La bière à table, la nouvelle stratégie des grands brasseurs.

Avez-vous remarqué l’arrivée des bières de Goose Island, microbrasserie de Chicago, sur les tablettes de votre IGA favori. Une entente d’exclusivité entre la chaîne d’épicerie et le groupe Ab-InBev, propriétaire de Goose Island, permet d’offrir deux produits brassés à Chicago: La Sofie et la Matilda. Deux bières reconnues par beaucoup d’amateurs de bières comme des produits à saveurs gastronomiques et se mesurant plus facilement à la philosophie d’un produit artisanal.
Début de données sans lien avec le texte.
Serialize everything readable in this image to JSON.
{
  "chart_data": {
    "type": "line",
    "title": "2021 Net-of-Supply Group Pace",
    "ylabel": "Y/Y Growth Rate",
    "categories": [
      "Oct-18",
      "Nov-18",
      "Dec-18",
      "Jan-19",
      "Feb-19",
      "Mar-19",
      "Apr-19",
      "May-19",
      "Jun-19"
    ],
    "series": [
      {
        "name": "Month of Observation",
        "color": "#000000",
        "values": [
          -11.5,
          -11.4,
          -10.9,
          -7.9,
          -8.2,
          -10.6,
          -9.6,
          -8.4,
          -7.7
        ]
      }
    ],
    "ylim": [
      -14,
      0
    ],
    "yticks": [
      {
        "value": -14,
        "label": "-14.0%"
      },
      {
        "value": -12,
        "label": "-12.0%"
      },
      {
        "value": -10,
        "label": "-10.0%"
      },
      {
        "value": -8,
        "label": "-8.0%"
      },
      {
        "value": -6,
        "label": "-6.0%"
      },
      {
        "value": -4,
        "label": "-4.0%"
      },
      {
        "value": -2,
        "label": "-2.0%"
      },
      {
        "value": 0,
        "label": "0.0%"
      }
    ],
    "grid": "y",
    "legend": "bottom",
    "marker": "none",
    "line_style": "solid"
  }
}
Si on sait que la brasserie qui a eu le rôle de la distribution et de la représentation n’est nulle autre que Labatt, également propriété de Ab-Inbev, la nouvelle est loin d’être anodine.

Une stratégie ciblée

Les deux produits importés de Goose Island offrent des arômes et des saveurs qui se marient bien avec des plats gastronomiques. La Sofie est une bière fermentée avec des levures sauvages, vieillie en fûts de vin et aromatisée au zeste d’orange. La Matilda est une pale-ale aromatisée aux houblons Styrian Golding et Saaz, fermentée avec une levure belge. Les deux bières sont offertes dans une élégante bouteille de 750 ml au capsulage soigné et à l’étiquette sobre et raffinée, à la manière du vin, un format exclusif pour le Canada.

En 2012, la vente de bière a chuté de 4% au profit d’une augmentation supérieure pour le vin. Le consommateur québécois consomme donc de plus en plus de vin. Voilà la vraie cible des grands groupes brassicoles, offrir aux amateurs de vins une expérience gastronomique proche de ce qu’ils aiment vivre.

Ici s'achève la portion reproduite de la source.